One of these deals was signed between China Development Bank and Standard Chartered, according to a February 1 press release by StanChart. The two parties inked a memorandum of understanding (MoU), committing the Chinese policy bank to Rmb10bn of loans to StanChart over the next five years. The London-based bank will use this facility to support loans that will fund corporate finance projects and trade finance transactions in Belt and Road countries.
The move could boost the level of RMB financing for the Belt and Road Initiative, said Bill Winters, group chief executive of StanChart.
“This MoU brings us closer together, and offers more flexibility of funding, especially RMB funding, to support projects along the Belt and Road Initiative routes,” he said.
May also announced the launch of an FX service initiated by R5, the FX platform provider, and Shanghai Clearing House, which allows domestic banks in China to access the London FX market. It currently has eight Chinese banks as participants, according to a February 2 press release by R5.
The new platform will not only help Chinese banks access the liquid London FX market and will also promote the usage of the renminbi outside China, said Jon Vollemaere, CEO of R5.
Payments:
The RMB was the fifth most used global payments currency in December 2017, up one place from November, according to Swift’s RMB tracker. The currency made up 1.61% of all global payments in the month.

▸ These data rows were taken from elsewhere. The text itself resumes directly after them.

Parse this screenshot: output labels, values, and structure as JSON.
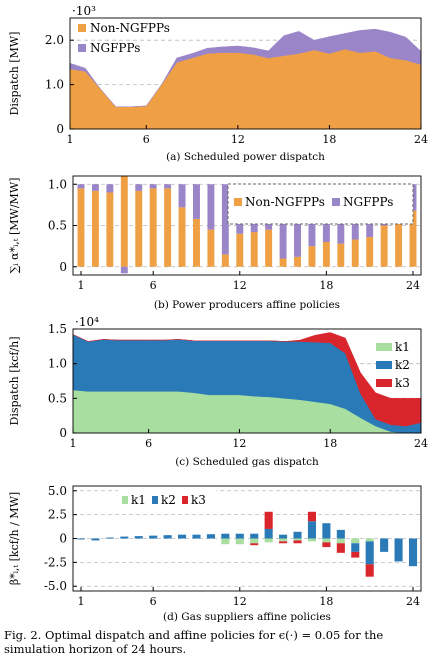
{
  "figure_caption": "Fig. 2.  Optimal dispatch and affine policies for ϵ(·) = 0.05 for the simulation horizon of 24 hours.",
  "chart_data": [
    {
      "type": "area",
      "id": "a",
      "caption": "(a) Scheduled power dispatch",
      "ylabel": "Dispatch [MW]",
      "exponent_label": "·10³",
      "xticks": [
        "1",
        "6",
        "12",
        "18",
        "24"
      ],
      "yticks": [
        "0",
        "1.0",
        "2.0"
      ],
      "ylim": [
        0,
        2.5
      ],
      "xlim": [
        1,
        24
      ],
      "grid": "dashed-horizontal",
      "legend_position": "top-left",
      "x": [
        1,
        2,
        3,
        4,
        5,
        6,
        7,
        8,
        9,
        10,
        11,
        12,
        13,
        14,
        15,
        16,
        17,
        18,
        19,
        20,
        21,
        22,
        23,
        24
      ],
      "series": [
        {
          "name": "Non-NGFPPs",
          "color": "#f0a044",
          "values": [
            1.35,
            1.3,
            0.9,
            0.5,
            0.5,
            0.52,
            1.0,
            1.5,
            1.6,
            1.7,
            1.72,
            1.72,
            1.68,
            1.6,
            1.65,
            1.7,
            1.78,
            1.7,
            1.8,
            1.72,
            1.75,
            1.6,
            1.55,
            1.45
          ]
        },
        {
          "name": "NGFPPs",
          "color": "#9b85c9",
          "values": [
            0.13,
            0.07,
            0.0,
            0.0,
            0.0,
            0.0,
            0.0,
            0.1,
            0.1,
            0.12,
            0.13,
            0.15,
            0.15,
            0.16,
            0.45,
            0.5,
            0.22,
            0.38,
            0.35,
            0.5,
            0.5,
            0.58,
            0.52,
            0.3
          ]
        }
      ]
    },
    {
      "type": "bar",
      "id": "b",
      "caption": "(b) Power producers affine policies",
      "ylabel": "∑ᵢ α*ᵢ,ₜ [MW/MW]",
      "xticks": [
        "1",
        "6",
        "12",
        "18",
        "24"
      ],
      "yticks": [
        "0",
        "0.5",
        "1.0"
      ],
      "ylim": [
        -0.1,
        1.1
      ],
      "xlim": [
        1,
        24
      ],
      "grid": "dashed-horizontal",
      "legend_position": "top-right",
      "x": [
        1,
        2,
        3,
        4,
        5,
        6,
        7,
        8,
        9,
        10,
        11,
        12,
        13,
        14,
        15,
        16,
        17,
        18,
        19,
        20,
        21,
        22,
        23,
        24
      ],
      "series": [
        {
          "name": "Non-NGFPPs",
          "color": "#f0a044",
          "values": [
            0.95,
            0.92,
            0.9,
            1.1,
            0.92,
            0.95,
            0.95,
            0.72,
            0.58,
            0.45,
            0.15,
            0.4,
            0.42,
            0.45,
            0.1,
            0.12,
            0.25,
            0.3,
            0.28,
            0.33,
            0.36,
            0.5,
            0.55,
            0.68
          ]
        },
        {
          "name": "NGFPPs",
          "color": "#9b85c9",
          "values": [
            0.05,
            0.08,
            0.1,
            -0.08,
            0.08,
            0.05,
            0.05,
            0.28,
            0.42,
            0.55,
            0.85,
            0.6,
            0.58,
            0.55,
            0.9,
            0.88,
            0.75,
            0.7,
            0.72,
            0.67,
            0.64,
            0.5,
            0.45,
            0.32
          ]
        }
      ]
    },
    {
      "type": "area",
      "id": "c",
      "caption": "(c) Scheduled gas dispatch",
      "ylabel": "Dispatch [kcf/h]",
      "exponent_label": "·10⁴",
      "xticks": [
        "1",
        "6",
        "12",
        "18",
        "24"
      ],
      "yticks": [
        "0",
        "0.5",
        "1.0",
        "1.5"
      ],
      "ylim": [
        0,
        1.5
      ],
      "xlim": [
        1,
        24
      ],
      "grid": "dashed-horizontal",
      "legend_position": "top-right",
      "x": [
        1,
        2,
        3,
        4,
        5,
        6,
        7,
        8,
        9,
        10,
        11,
        12,
        13,
        14,
        15,
        16,
        17,
        18,
        19,
        20,
        21,
        22,
        23,
        24
      ],
      "series": [
        {
          "name": "k1",
          "color": "#a8dfa0",
          "values": [
            0.62,
            0.6,
            0.6,
            0.6,
            0.6,
            0.6,
            0.6,
            0.6,
            0.58,
            0.55,
            0.55,
            0.55,
            0.53,
            0.52,
            0.5,
            0.48,
            0.45,
            0.42,
            0.35,
            0.22,
            0.1,
            0.02,
            0.0,
            0.0
          ]
        },
        {
          "name": "k2",
          "color": "#2a7ab8",
          "values": [
            0.8,
            0.72,
            0.75,
            0.74,
            0.74,
            0.74,
            0.74,
            0.75,
            0.75,
            0.78,
            0.78,
            0.78,
            0.8,
            0.81,
            0.82,
            0.84,
            0.86,
            0.88,
            0.8,
            0.35,
            0.1,
            0.1,
            0.1,
            0.15
          ]
        },
        {
          "name": "k3",
          "color": "#d8262c",
          "values": [
            0.0,
            0.0,
            0.0,
            0.0,
            0.0,
            0.0,
            0.0,
            0.0,
            0.0,
            0.0,
            0.0,
            0.0,
            0.0,
            0.0,
            0.0,
            0.02,
            0.1,
            0.15,
            0.22,
            0.3,
            0.38,
            0.38,
            0.4,
            0.35
          ]
        }
      ]
    },
    {
      "type": "bar",
      "id": "d",
      "caption": "(d) Gas suppliers affine policies",
      "ylabel": "β*ᵢ,ₜ [kcf/h / MW]",
      "xticks": [
        "1",
        "6",
        "12",
        "18",
        "24"
      ],
      "yticks": [
        "-5.0",
        "-2.5",
        "0",
        "2.5",
        "5.0"
      ],
      "ylim": [
        -5.5,
        5.5
      ],
      "xlim": [
        1,
        24
      ],
      "grid": "dashed-horizontal",
      "legend_position": "top-center",
      "x": [
        1,
        2,
        3,
        4,
        5,
        6,
        7,
        8,
        9,
        10,
        11,
        12,
        13,
        14,
        15,
        16,
        17,
        18,
        19,
        20,
        21,
        22,
        23,
        24
      ],
      "series": [
        {
          "name": "k1",
          "color": "#a8dfa0",
          "values": [
            0,
            0,
            0,
            0,
            0,
            0,
            0,
            0,
            0,
            0,
            -0.6,
            -0.6,
            -0.5,
            -0.4,
            -0.3,
            -0.2,
            -0.3,
            -0.4,
            -0.5,
            -0.5,
            -0.3,
            0,
            0,
            0
          ]
        },
        {
          "name": "k2",
          "color": "#2a7ab8",
          "values": [
            -0.1,
            -0.2,
            0.1,
            0.2,
            0.25,
            0.3,
            0.35,
            0.4,
            0.4,
            0.45,
            0.5,
            0.5,
            0.5,
            1.0,
            0.4,
            0.7,
            1.8,
            1.6,
            0.9,
            -0.9,
            -2.4,
            -1.4,
            -2.4,
            -2.9
          ]
        },
        {
          "name": "k3",
          "color": "#d8262c",
          "values": [
            0,
            0,
            0,
            0,
            0,
            0,
            0,
            0,
            0,
            0,
            0,
            0,
            -0.2,
            1.8,
            -0.2,
            -0.3,
            1.0,
            -0.5,
            -1.0,
            -0.6,
            -1.3,
            0,
            0,
            0
          ]
        }
      ]
    }
  ]
}
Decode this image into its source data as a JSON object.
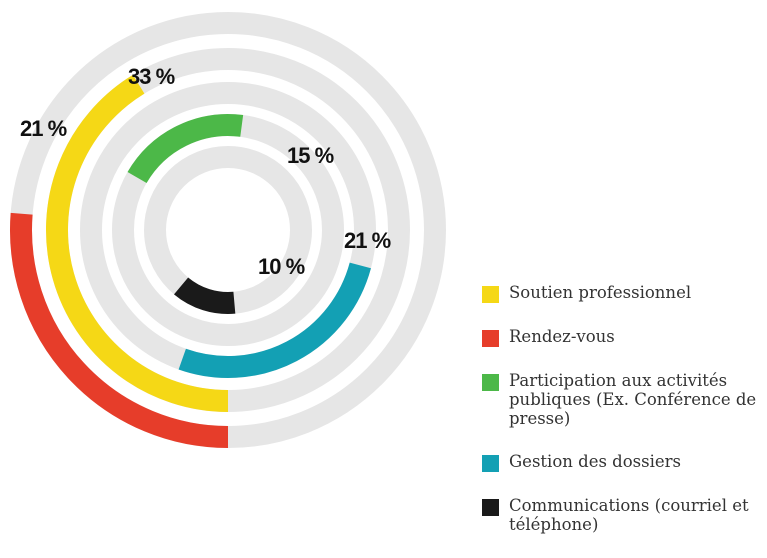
{
  "chart_data": {
    "type": "radial_bar",
    "series": [
      {
        "name": "Soutien professionnel",
        "color": "#f5d816",
        "values": [
          33
        ],
        "value_labels": [
          "33 %"
        ]
      },
      {
        "name": "Rendez-vous",
        "color": "#e63d2a",
        "values": [
          21
        ],
        "value_labels": [
          "21 %"
        ]
      },
      {
        "name": "Participation aux activités publiques (Ex. Conférence de presse)",
        "color": "#4cb848",
        "values": [
          15
        ],
        "value_labels": [
          "15 %"
        ]
      },
      {
        "name": "Gestion des dossiers",
        "color": "#13a0b4",
        "values": [
          21
        ],
        "value_labels": [
          "21 %"
        ]
      },
      {
        "name": "Communications (courriel et téléphone)",
        "color": "#1a1a1a",
        "values": [
          10
        ],
        "value_labels": [
          "10 %"
        ]
      }
    ]
  }
}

Hong Kong remained the largest offshore RMB clearing centre, with 75.68% of RMB clearing outside Mainland China taking place in the city last December, up from 74.05% in the previous month. It was followed by the United Kingdom and Singapore, which took 5.59% and 4.41% of all offshore RMB clearing in December, respectively.
Quotas:
Regulators granted Rmb5.3bn of RQFII quotas in January 2018, according to figures released by the State Administration of Foreign Exchange. Singapore-based Aberdeen Asset Management Asia was the sole recipient of the quotas, which puts the total of its RQFII quotas at Rmb12.6bn. No new qualified foreign institutional investor quotas were approved in the same period.